As Donald Trump’s victory reverberates around the world, those working on climate change will be among the first to feel the bite of the former president’s return.
Over the next two weeks, the UN’s annual climate summit, known as COP29, will be held in Baku, Azerbaijan.
The US delegation to COP29 will be led by John Podesta, President Joe Biden’s envoy for climate. Podesta and his team will continue to represent Biden’s policy stance until January, even while Trump is preparing to dramatically reduce US ambition, leadership, and action on climate change at home and abroad.
Trump, an ardent climate sceptic, has pledged to again withdraw the United States from the 2015 Paris Agreement – the global treaty at the heart of efforts to avert further dangerous climate change by keeping global warming below 1.5°C.
Conservative lobbyists are pushing Trump to go further this time, by withdrawing the United States from the overarching UN Framework Convention on Climate Change – a move which would see the United States not only rescind its commitments under Paris, but vacate global climate negotiations altogether.
Many countries will continue to pursue their climate targets, irrespective of US inaction.
Trump’s victory, putting him in charge of the second-highest carbon emitting economy after China, all but assures that the world will surpass the 1.5°C warming limit. Without deep US emission cuts at home, the gap between 1.5°C and reality will only grow wider. But Trump has indicated he will remove US regulations on emissions-intensive industry, ramp up fossil fuel exploitation (promising to “drill, baby, drill”), and dismantle a range of federal energy transition programs, including Biden’s signature climate policy, the Inflation Reduction Act. One projection estimates that this could add 4 billion tonnes of emissions by 2030 compared to Biden’s plans – the equivalent of all the savings from wind, solar and other clean technologies around the world for the past five years.
As the world’s largest economy and biggest historical contributor to global warming, US leadership – or lack of it – also has a strong demonstration effect for the rest of the world. For example, in 2021, US pressure was a crucial ingredient in Australia and Japan committing to more ambitious emissions targets.
By contrast, lower ambition in the United States emboldens climate sceptical politicians the world over, some of whom may see an opportunity to roll back existing commitments.
Under Trump, a key source of pressure on other major emitters including China and India will evaporate, right before countries are expected to pledge stronger 2035 emissions reduction targets at next year’s COP in Brazil.
US cooperation with other major players will slow or grind to a halt.

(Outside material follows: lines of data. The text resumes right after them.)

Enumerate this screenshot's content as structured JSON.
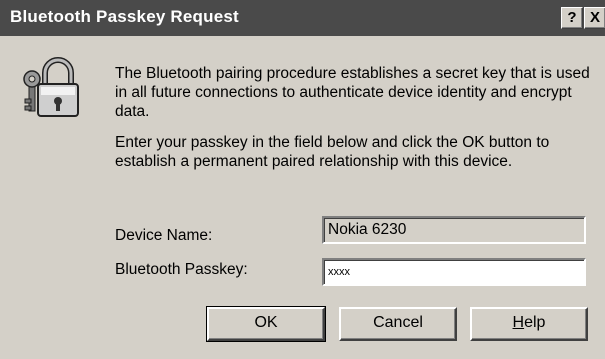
{
  "window": {
    "title": "Bluetooth Passkey Request",
    "help_glyph": "?",
    "close_glyph": "X"
  },
  "icons": {
    "main": "padlock-keys-icon"
  },
  "body": {
    "paragraph1": "The Bluetooth pairing procedure establishes a secret key that is used in all future connections to authenticate device identity and encrypt data.",
    "paragraph2": "Enter your passkey in the field below and click the OK button to establish a permanent paired relationship with this device."
  },
  "form": {
    "device_name_label": "Device Name:",
    "device_name_value": "Nokia 6230",
    "passkey_label": "Bluetooth Passkey:",
    "passkey_value": "xxxx"
  },
  "buttons": {
    "ok": "OK",
    "cancel": "Cancel",
    "help_prefix": "H",
    "help_rest": "elp"
  }
}
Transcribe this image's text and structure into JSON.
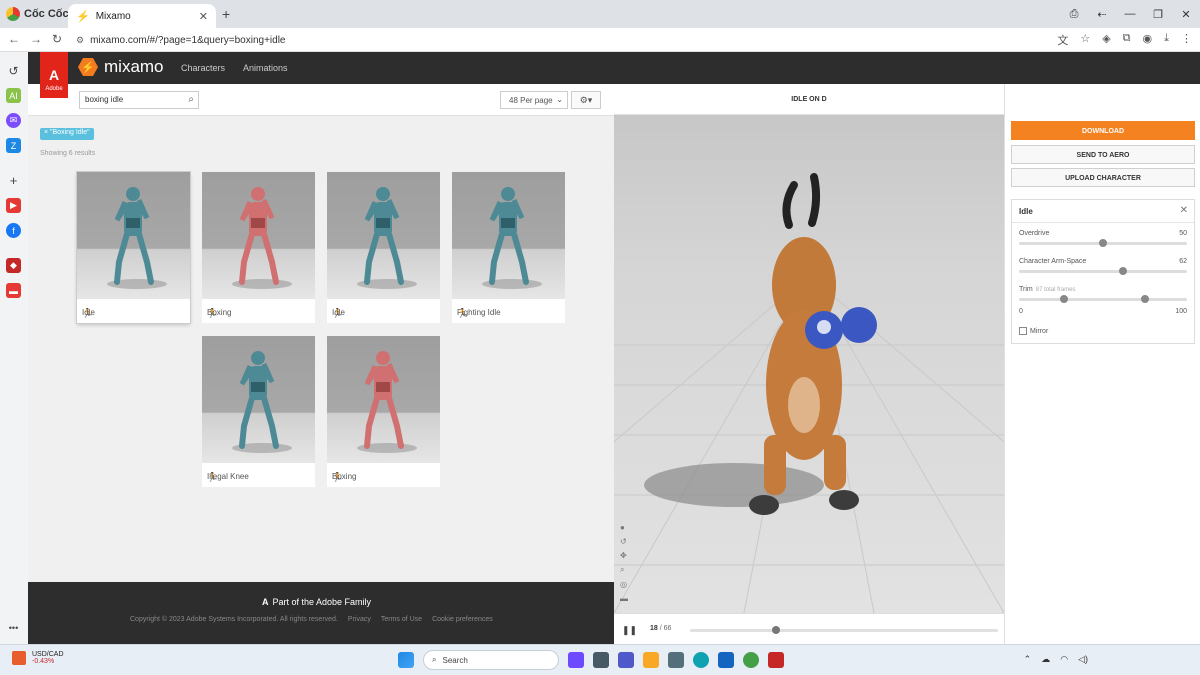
{
  "browser": {
    "brand": "Cốc Cốc",
    "tab_title": "Mixamo",
    "url": "mixamo.com/#/?page=1&query=boxing+idle"
  },
  "mixamo": {
    "adobe_label": "Adobe",
    "logo_text": "mixamo",
    "nav": [
      "Characters",
      "Animations"
    ]
  },
  "search": {
    "query": "boxing idle",
    "per_page": "48 Per page",
    "filter_chip": "× \"Boxing Idle\"",
    "result_count": "Showing 6 results"
  },
  "results": [
    {
      "label": "Idle",
      "tone": "teal"
    },
    {
      "label": "Boxing",
      "tone": "red"
    },
    {
      "label": "Idle",
      "tone": "teal"
    },
    {
      "label": "Fighting Idle",
      "tone": "teal"
    },
    {
      "label": "Illegal Knee",
      "tone": "teal"
    },
    {
      "label": "Boxing",
      "tone": "red"
    }
  ],
  "footer": {
    "family": "Part of the Adobe Family",
    "copyright": "Copyright © 2023 Adobe Systems Incorporated. All rights reserved.",
    "links": [
      "Privacy",
      "Terms of Use",
      "Cookie preferences"
    ]
  },
  "viewer": {
    "title": "IDLE ON D",
    "frame_current": "18",
    "frame_total": "/ 66",
    "progress": 0.28
  },
  "actions": {
    "download": "DOWNLOAD",
    "send": "SEND TO AERO",
    "upload": "UPLOAD CHARACTER"
  },
  "params": {
    "title": "Idle",
    "overdrive_label": "Overdrive",
    "overdrive_value": "50",
    "overdrive_fraction": 0.5,
    "armspace_label": "Character Arm-Space",
    "armspace_value": "62",
    "armspace_fraction": 0.62,
    "trim_label": "Trim",
    "trim_sub": "87 total frames",
    "trim_min": "0",
    "trim_max": "100",
    "trim_start_fraction": 0.27,
    "trim_end_fraction": 0.75,
    "mirror_label": "Mirror"
  },
  "taskbar": {
    "ticker": "USD/CAD",
    "ticker_change": "-0.43%",
    "search_placeholder": "Search"
  },
  "colors": {
    "accent_orange": "#f58220",
    "chip_blue": "#5bc0de",
    "header_dark": "#2d2d2d"
  }
}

Such engagement has been crucial in building confidence in the UN process and catalysing broader cooperation. For instance, the joint statement by Barack Obama and Xi Jinping in 2014 was an important precursor to the Paris Agreement, signalling the strong commitment of the world’s two largest emitters. And even though strategic competition with China has been a key feature of Biden’s presidency, the Sunnylands Statement in November last year signalled Biden and Xi’s shared intent to address the climate crisis.
Trump’s return will also play into a long running source of tension in UN climate negotiations. Put simply, the UN process reflects an underlying compact: poorer countries agree to reduce their emissions, so long as richer countries take the lead, and provide finance, technology and assistance to help them do it. COP29 is slated to agree a new global financing goal to enable developing countries to mitigate and adapt to climate change.

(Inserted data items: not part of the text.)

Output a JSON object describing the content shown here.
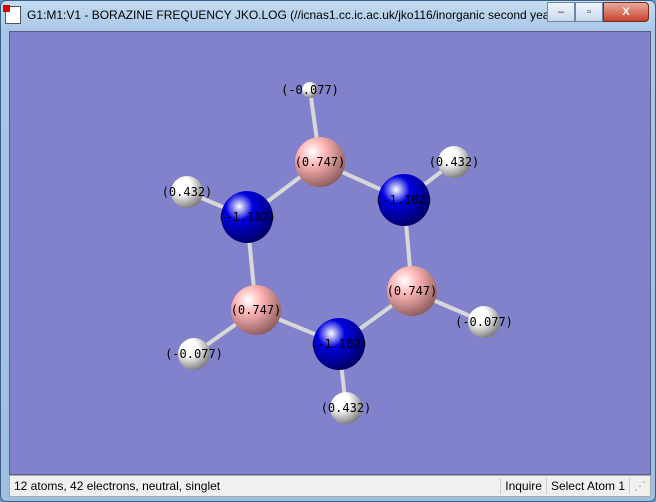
{
  "window": {
    "title": "G1:M1:V1 - BORAZINE FREQUENCY JKO.LOG (//icnas1.cc.ic.ac.uk/jko116/inorganic second year ...",
    "minimize": "–",
    "maximize": "▫",
    "close": "X"
  },
  "molecule": {
    "atoms": [
      {
        "element": "H",
        "charge": "(-0.077)"
      },
      {
        "element": "B",
        "charge": "(0.747)"
      },
      {
        "element": "N",
        "charge": "(-1.102)"
      },
      {
        "element": "H",
        "charge": "(0.432)"
      },
      {
        "element": "B",
        "charge": "(0.747)"
      },
      {
        "element": "H",
        "charge": "(-0.077)"
      },
      {
        "element": "N",
        "charge": "(-1.102)"
      },
      {
        "element": "H",
        "charge": "(0.432)"
      },
      {
        "element": "B",
        "charge": "(0.747)"
      },
      {
        "element": "H",
        "charge": "(-0.077)"
      },
      {
        "element": "N",
        "charge": "(-1.102)"
      },
      {
        "element": "H",
        "charge": "(0.432)"
      }
    ],
    "colors": {
      "H": "#ffffff",
      "B": "#ffb5b5",
      "N": "#0000e0",
      "background": "#8282cc"
    }
  },
  "status": {
    "message": "12 atoms, 42 electrons, neutral, singlet",
    "mode": "Inquire",
    "action": "Select Atom 1"
  }
}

But with the next US president patently opposed to paying other countries for anything, let alone climate action, the United States is doomed to fall far short of what developing countries might deem fair. If COP29 fails to agree on a strong financing goal, the grand bargain of climate negotiations begins to falter, with potential knock-on effects for developing country ambition at next year’s mitigation COP.

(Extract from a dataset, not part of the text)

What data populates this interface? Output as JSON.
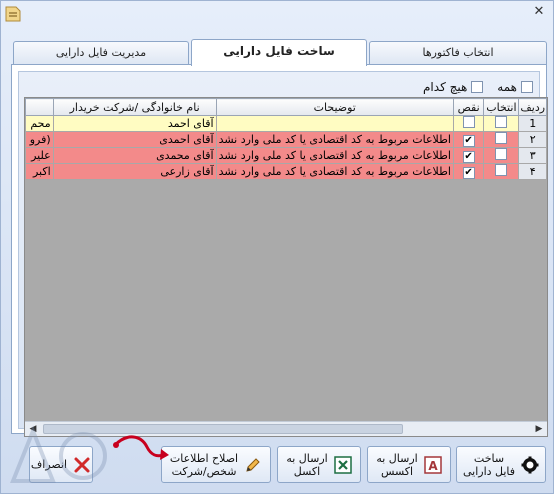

Taken together, that’s a pretty grim picture.
But the world need not be fatalistic.
Not all of Biden’s policies are likely to be rolled back, either.
The shift to the net zero economy is taking place on a longer timeframe, and on a larger scale, than a four-year presidential term, as my former Lowy Institute colleague Michell Lyons has argued.
Policy disruption in the United States may slow the pace of investment, but the economics of climate change will continue to shift towards net zero, with renewables now the cheapest source of energy, the costs of inaction continuing to rise, and many countries now seeing more opportunity than risk in the clean energy economy.
As a result, many countries will continue to pursue their climate targets, irrespective of US inaction. And even within the United States, subnational initiatives by businesses and state governments may counterbalance some of the Trump administration’s damage.
Not all of Biden’s policies are likely to be rolled back, either. Trump may have promised to gut Biden’s Inflation Reduction Act, which he has labelled a scam. But in an effort to Trump-proof the initiative, significant disbursements of clean energy incentives have already been made.
Trump’s return is undoubtedly a blow to the UN climate process. But the international community at Baku has a choice to make. It can resign itself to despair and use Trump’s return as an excuse to lower ambition. Or it can continue along the responsible path – to press ahead with a transition that will safeguard the wellbeing and prosperity of the world.